1 Introduction
1.1 Data
This breast cancer dataset is from Kaggle website. It originally consists of two datasets. We combined them to one dataset with 628 rows and 30 covariates by identifiers. We want to use this datasets to predict whether the breast cancer is malignant or not. These 30 covariates include 10 measures for tumors and 3 statistics for each measure. The 10 measures are radius, texture, perimeter, area, smoothness, compactness, concavity, concave.points, symmetry and fractal_dimension. The covariate 1 to 10 measure means. The covariate 11 to 20 measure standard errors. The covariate 21 to 30 measure the worsts. The table shows basic statistics for each covariate.
We use “M” representing Malignant and “B” for Benign. The heatmap shows the correlation between 30 covariates.
This pairs plot shows the relationship for pairs of mean covariates.
1.2 Methods
We applied some dimension reduction and clustering techniques including principal component analysis ,multidimensional scaling , k-means, Gaussian mixture mode. Further, we conduct knock-off and LASSO for feature selection. Finally, we applied different classification methods including Support Vector Machine with different kernels, Random Forest etc. To reduce false negative error, we also applied XGBoost and conducted parameters tuning.
2 Visualizations
2.1 Dimension Reduction
Since the variables are in different scales, correlation was used for PCA. Two principal components are able to explain 63.5% of the variance. To achieve 90% explanation of the variance we need seven principal components. For the sake of visualization, we only used two principal components.
To perform MDS, the data were first scaled. Similar to PCA, we only used 2-dimensional MDS for visualization. This figure represents the datasets projected on the first two PCs and MDs with different methods of distance.
Under the Euclidean distance, the solution of MDS is the same as PCA. This table reports the STRESS value for each distance, which denoted the proportion of the distance unexplained by MDS.
| Distance | STRESS(%) |
|---|---|
| Euclidean | 28.5 |
| Manhattan | 22.8 |
| Maximum | 40.2 |
2.2 Clustering
From the diagram shown before, two groups of observations have a very clear clustering pattern. This reminds us to test whether the clustering results correspond to the real classification. For Gaussian Mixture Model and k-means, the clustering results are projected onto the first two components. See the figures below.

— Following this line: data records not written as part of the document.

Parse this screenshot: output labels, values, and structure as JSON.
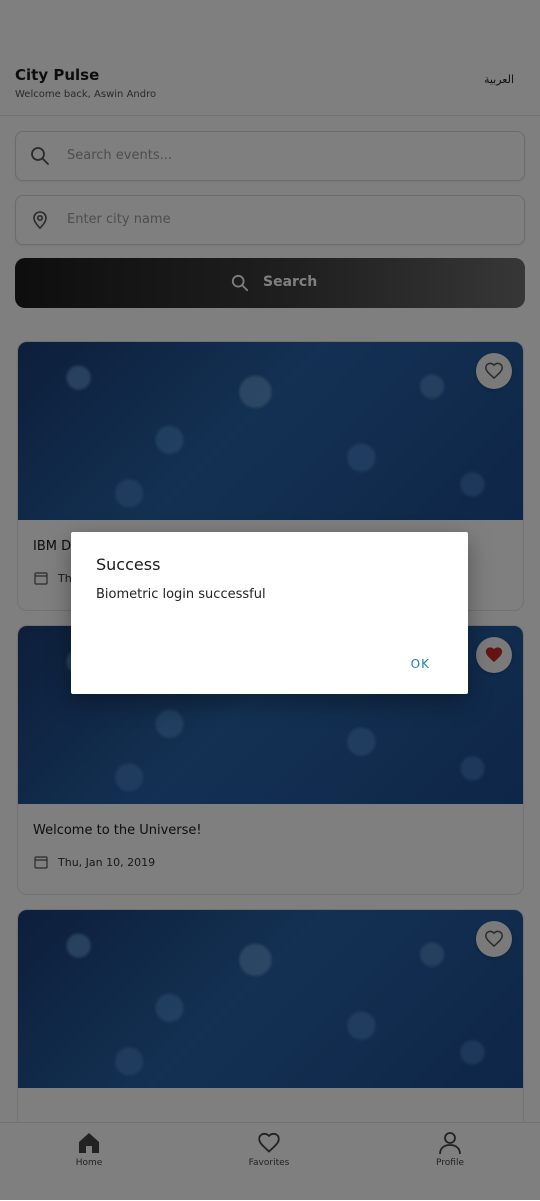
{
  "header": {
    "title": "City Pulse",
    "subtitle": "Welcome back, Aswin Andro",
    "language_toggle": "العربية"
  },
  "search": {
    "events_placeholder": "Search events...",
    "city_placeholder": "Enter city name",
    "button_label": "Search"
  },
  "events": [
    {
      "title": "IBM D",
      "date": "Th",
      "favorited": false
    },
    {
      "title": "Welcome to the Universe!",
      "date": "Thu, Jan 10, 2019",
      "favorited": true
    },
    {
      "title": "",
      "date": "",
      "favorited": false
    }
  ],
  "nav": {
    "home": "Home",
    "favorites": "Favorites",
    "profile": "Profile"
  },
  "dialog": {
    "title": "Success",
    "message": "Biometric login successful",
    "ok": "OK"
  },
  "colors": {
    "accent": "#1e7fa8",
    "favorite_active": "#c62828"
  }
}
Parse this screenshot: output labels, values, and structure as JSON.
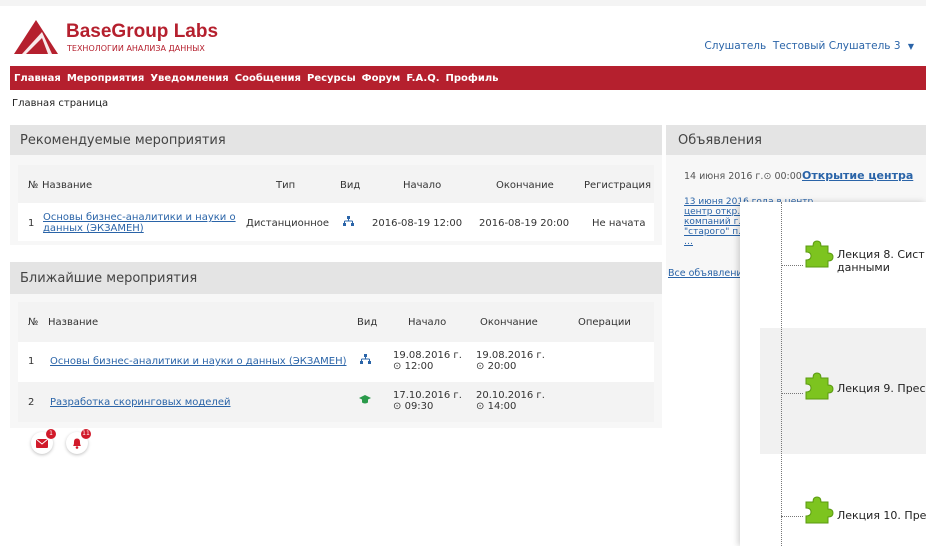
{
  "brand": {
    "title": "BaseGroup Labs",
    "subtitle": "ТЕХНОЛОГИИ АНАЛИЗА ДАННЫХ",
    "color": "#b5202e"
  },
  "user": {
    "role": "Слушатель",
    "name": "Тестовый Слушатель 3"
  },
  "nav": [
    "Главная",
    "Мероприятия",
    "Уведомления",
    "Сообщения",
    "Ресурсы",
    "Форум",
    "F.A.Q.",
    "Профиль"
  ],
  "breadcrumb": "Главная страница",
  "recommended": {
    "title": "Рекомендуемые мероприятия",
    "headers": {
      "num": "№",
      "name": "Название",
      "type": "Тип",
      "view": "Вид",
      "start": "Начало",
      "end": "Окончание",
      "reg": "Регистрация"
    },
    "rows": [
      {
        "num": "1",
        "name_line1": "Основы бизнес-аналитики и науки о",
        "name_line2": "данных (ЭКЗАМЕН)",
        "type": "Дистанционное",
        "view_icon": "hierarchy-icon",
        "start": "2016-08-19 12:00",
        "end": "2016-08-19 20:00",
        "reg": "Не начата"
      }
    ]
  },
  "nearest": {
    "title": "Ближайшие мероприятия",
    "headers": {
      "num": "№",
      "name": "Название",
      "view": "Вид",
      "start": "Начало",
      "end": "Окончание",
      "ops": "Операции"
    },
    "rows": [
      {
        "num": "1",
        "name": "Основы бизнес-аналитики и науки о данных (ЭКЗАМЕН)",
        "view_icon": "hierarchy-icon",
        "start_date": "19.08.2016 г.",
        "start_time": "12:00",
        "end_date": "19.08.2016 г.",
        "end_time": "20:00"
      },
      {
        "num": "2",
        "name": "Разработка скоринговых моделей",
        "view_icon": "graduation-cap-icon",
        "start_date": "17.10.2016 г.",
        "start_time": "09:30",
        "end_date": "20.10.2016 г.",
        "end_time": "14:00"
      }
    ]
  },
  "badges": {
    "messages": "1",
    "notifications": "11"
  },
  "announcements": {
    "title": "Объявления",
    "item_date": "14 июня 2016 г.",
    "item_time": "00:00",
    "item_title": "Открытие центра",
    "snippet": [
      "13 июня 2016 года в центр…",
      "центр откр…",
      "компаний г…",
      "\"старого\" п…",
      "…"
    ],
    "all_link": "Все объявлени…"
  },
  "lectures": [
    "Лекция 8. Сист…",
    "данными",
    "Лекция 9. Прес…",
    "Лекция 10. Пре…"
  ],
  "colors": {
    "accent": "#b5202e",
    "link": "#2a64a8",
    "puzzle": "#7dc41f",
    "badge": "#d11a2a"
  }
}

From plot, we can tell that GMM does not perform well. However, the boundary of k-means is quite desirable compared to real classification. The confusion matrix of k-means can be seen in the table. The false negative rate is 14.02% and the clustering accuracy is 91.88%.
2.3 Variable Selection
Basically, there are two categories of approaches to realize dimension reduction. One is variable combination, such as PCA, MDS, which have been illustrated in the last section. Another promising strategy is variable selection, such as LASSO, Knockoffs, VUSRF, etc. Variable selection has apparent advantages. First, it can facilitate us to understand and interpret the predictors. Second, it solves the dimension curse in the aspects of both model and computation. Third, sometimes, it can even achieve a better performance than the whole model. Therefore, we are encouraged to perform dimension reduction by variable selection. For Knockoffs, the idea is to generate Markov Blanket of Y and control the false discovery rate (FDR); LASSO applies L1 penalty and shrinks some coefficients to 0 to realize variables selection; VUSRF has a three-step variable selection procedure based on random forest. First step is dedicated to eliminate irrelevant variables from the dataset. Second step aims to select all variables related to the response for interpretation purpose. Third step refines the selection by eliminating redundancy in the set of variables selected by the second step, for prediction purpose.
To select the best variable selection approach, we proposed a randomized variable selection method. The algorithm is as follow:
procedure RANDOMIZED VARIABLE SELECTION: 1. initializematrix, withnrow=M, ncol= number of variables 2. for method i=1,…,M for j=1,…,N 3. randomly pick p percent data apply approach i and obtain coefficient C 4. save the index of non-zero coefficient in C as I matrix[i,k] = matrix[i,k] + 1 k ∈ I 5. Choose approach m, such that maxvar(matrix[m,])
The randomized variable selection result is in the table. From the frequency of appearance, we see an elbow for each approach.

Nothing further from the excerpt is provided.